Softbank has a winner on its hands. It’s called Lemonade and we need to talk about it.
Lemonade’s IPO was a runaway success. Everybody’s talking about it. CNN, New York Times, the Wall Street Journal — you name it. And yet, despite all the chatter, people don't seem to fully understand what the company does.
For starters — Lemonade is an insurance company. A new age tech-based insurance company, but an insurance company nonetheless. They primarily operate in the US and like most of Softbank’s investments, they’re a loss-making enterprise right now. The company made revenues of about $67 million whilst racking up losses close to $108 million (for 2019).
However, there’s something different about Lemonade and its radical approach to insurance.
Wind back the clock to 2017.
A policyholder files a claim for a stolen laptop. Lemonade approves the claim and wires the funds to his account almost instantaneously. It’s part of what makes the user experience so delightful. However, a few days later, the gentleman approaches Lemonade’s Claims Officer, asking to return the money from the payout. He has recovered his laptop and he no longer needs the funds. It‘s the right thing to do, he says. The veteran claims officer is stunned. He has never seen anything like this before. After all, there is a general sense of distrust between insurers and their customers and the policyholder’s behaviour in this instance is highly unusual.
But what if it isn’t?
Lemonade asserts that it can process claims faster than most traditional insurance companies. And it’s true. For the most part, they process claims within minutes. However, this setup exposes them to fraud i.e. If you dilute the verification process, you will inevitably start paying off spurious claims. And while Lemonade claims to battle insurance fraud with AI (Artificial Intelligence), it certainly won’t be robust enough to fully shield them from financial ruin. However, they have another ace up their sleeve and it’s this little nugget that truly defines the company’s unique approach to this problem.
A deep dive into Behavioural Economics
Unlike traditional insurance companies, Lemonade’s corporate structure is rather unique. It has 2 separate silos — a for-profit silo that charges a fixed fee when a customer buys insurance and a not-for-profit silo that settles claims. Here’s how it works. Lemonade takes a flat fee and treats the rest of the money as yours. They’ll pool this money with funds collected from other policyholders and use it to pay claims as and when they’re due. However, every year once they’ve paid out most claims in full, they’ll give back what’s left to charities you choose.
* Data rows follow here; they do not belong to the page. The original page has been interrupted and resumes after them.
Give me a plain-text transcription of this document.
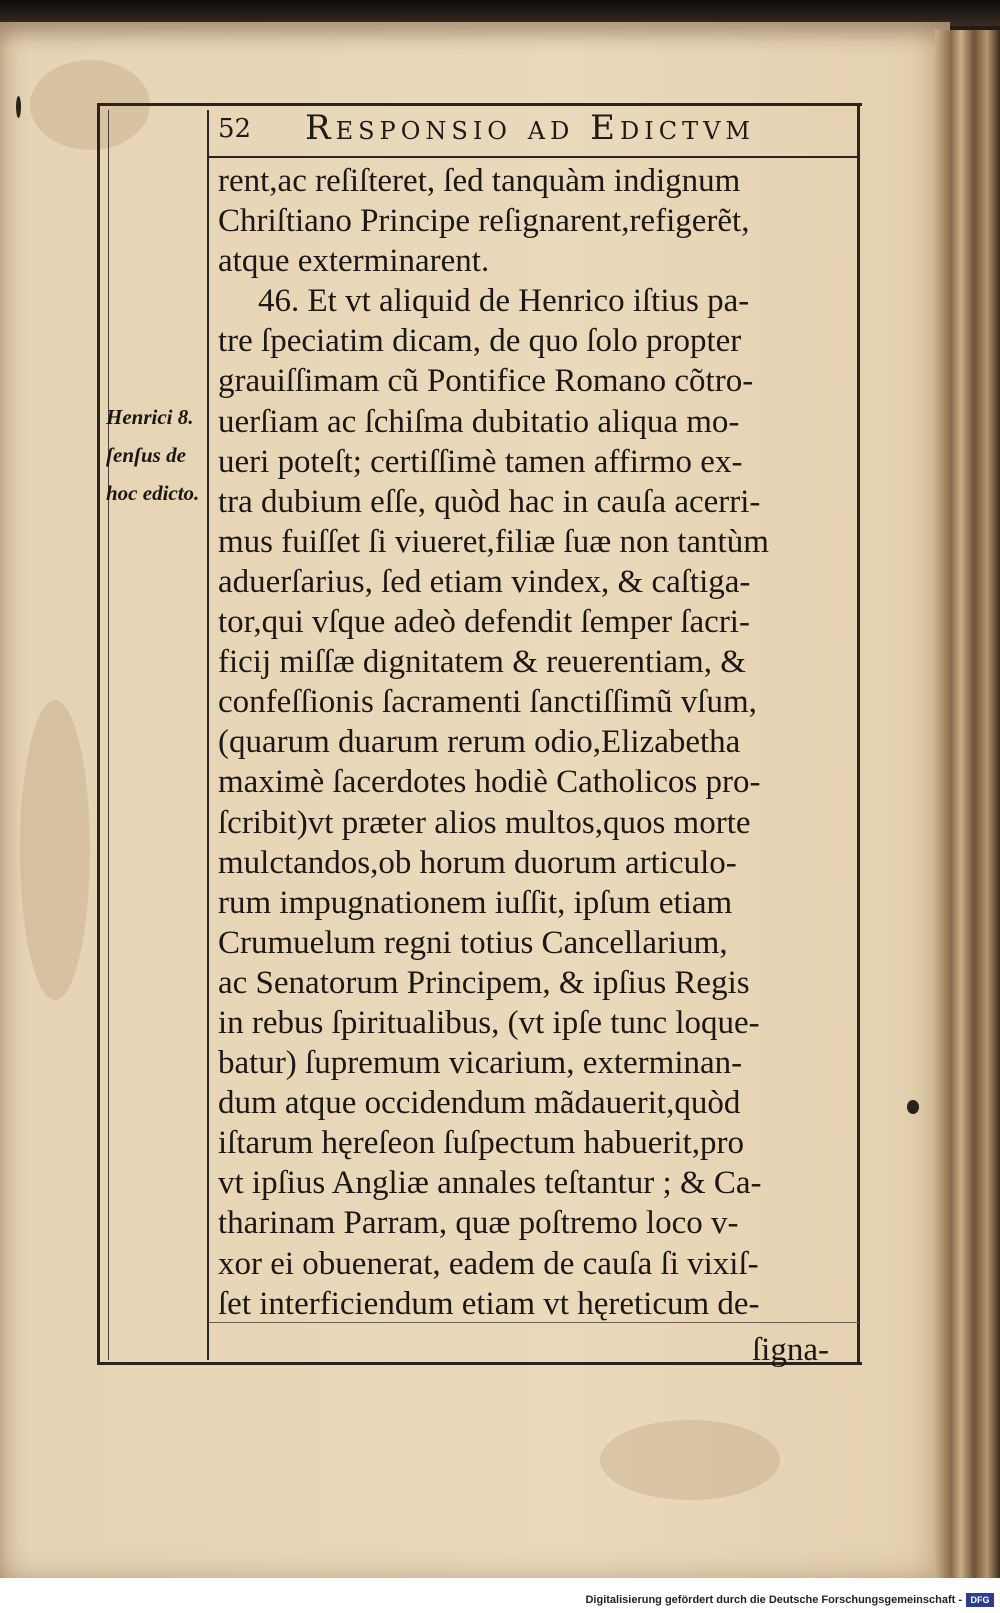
52 Responsio ad Edictvm
Henrici 8.
ſenſus de
hoc edicto.
rent,ac reſiſteret, ſed tanquàm indignum
Chriſtiano Principe reſignarent,refigerẽt,
atque exterminarent.
46. Et vt aliquid de Henrico iſtius pa-
tre ſpeciatim dicam, de quo ſolo propter
grauiſſimam cũ Pontifice Romano cõtro-
uerſiam ac ſchiſma dubitatio aliqua mo-
ueri poteſt; certiſſimè tamen affirmo ex-
tra dubium eſſe, quòd hac in cauſa acerri-
mus fuiſſet ſi viueret,filiæ ſuæ non tantùm
aduerſarius, ſed etiam vindex, & caſtiga-
tor,qui vſque adeò defendit ſemper ſacri-
ficij miſſæ dignitatem & reuerentiam, &
confeſſionis ſacramenti ſanctiſſimũ vſum,
(quarum duarum rerum odio,Elizabetha
maximè ſacerdotes hodiè Catholicos pro-
ſcribit)vt præter alios multos,quos morte
mulctandos,ob horum duorum articulo-
rum impugnationem iuſſit, ipſum etiam
Crumuelum regni totius Cancellarium,
ac Senatorum Principem, & ipſius Regis
in rebus ſpiritualibus, (vt ipſe tunc loque-
batur) ſupremum vicarium, exterminan-
dum atque occidendum mãdauerit,quòd
iſtarum hęreſeon ſuſpectum habuerit,pro
vt ipſius Angliæ annales teſtantur ; & Ca-
tharinam Parram, quæ poſtremo loco v-
xor ei obuenerat, eadem de cauſa ſi vixiſ-
ſet interficiendum etiam vt hęreticum de-
ſigna-
Digitalisierung gefördert durch die Deutsche Forschungsgemeinschaft - DFG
They won’t keep it.
Meaning there’s a tacit understanding that they will do everything in their power to settle your claim since they cannot potentially benefit from denying your claim. This feature of “giveback” underpins their approach to insurance. And they contest that customers are unlikely to commit fraud since they know they’ll probably be cheating some poor charity of much-needed funds.
As Dan Ariely, their Chief Behavioural Officer writes
This is not merely the phenomenon of finding someone’s wallet and returning it to the owner (which is also an admirable act). This act is the very essence of reciprocity: when someone does something nice for us, we feel compelled to return the favor, often in a similar way, and it comes very naturally. At Lemonade… we trust our customers, and therefore often pay their claims instantly. We’re doing so in a fair and transparent way, hoping to effect a virtuous cycle of trust and reciprocity. With this fairness in mind, some people simply feel the need to ‘return the favor.’ This yearning for reciprocity is deeply rooted in our evolutionary instincts. Reciprocity has long helped to strengthen social bonds. When there’s no fairness, there’s no reciprocity. When both are absent, it often causes distrust. In insurance, that can translate to fraud.
So technically they want to battle fraud and make money leveraging trust. However, there is a problem with this approach. What if the premiums paid by customers isn’t enough to cover the payouts? What if there’s no money left for charity? What if this whole scheme goes bust?
Well, for starters, Lemonade protects its downside using reinsurance. In fact, most of their policies are reinsured — Meaning Lemonade buys insurance from other companies to make sure these companies bear most of the risk. The reinsurance companies will tag along as long as they believe they can turn a profit from Lemonade's business eventually — a few years from now perhaps. However, if they repeatedly have to pay out more money than the premiums earned, they won’t be all too enthusiastic about reinsuring the company.
This will have a cascading effect on both pricing and Lemonade's eponymous giveback clause. Unless the company starts charging higher premiums, they won’t have enough money left to buy reinsurance. In fact, it’s one of the biggest criticisms levied on Lemonade since most of their reinsurance partners are losing money right now. If that equation doesn’t change, this relationship will soon be tested. More importantly, there won’t be a lot left for charity. There’s also a very real risk of this whole thing devolving into a marketing gimmick. That doesn’t bode well for anyone.
And therefore, it’s incumbent on Lemonade to improve what is called — the loss ratio.
As Lemonade notes — “In simple terms, it’s the claims you pay divided by the premium you earn. If your loss ratio is too high, you are not charging customers for the risk they represent — and that makes it hard to be around for the long term. Charge too much, and the insurance company is making lots of money, but not providing a particularly compelling product to its customers.”
Walking this tightrope can be extremely hard and if you can’t find the right balance you won’t be in the business for long.
However, this hasn’t deterred people one bit. In fact, the company’s stock price has rallied by a whopping 150% since the IPO last week. Clearly, most people are hoping that Lemonade will be able to carve a niche in the insurance market by offering a more intuitive user experience and leveraging data to price their policies better.
In fact, Lemonade has talked extensively about this seeming data advantage.
We’re getting smarter. Lemonade started at a data disadvantage, building up a data set from scratch and collecting information at every customer interaction. We knew it was only a matter of time before we were at a data advantage. If we’re not there yet, we sure are close. Interacting with our customers directly and digitally means we know them really well, even if we’ve never met them face-to-face. That knowledge is translated to a ‘risk score’ that accurately predicts future loss ratios, and can be used across the organization, from marketing to acquisition to policy management and claims. It has not yet impacted our pricing sophistication, but that day will come — just like credit history did.
Whether they will be able to leverage data, cut costs and build a profitable business is still a question that needs answering. After all, WeWork promised to disrupt the real estate (sub-letting) industry by leveraging tech and AI. And yet, for all its sophistication, no amount of data could fix the flawed unit economics that’s driving the business to oblivion. Hopefully, Lemonade can buck the trend and give Softbank something to cheer about.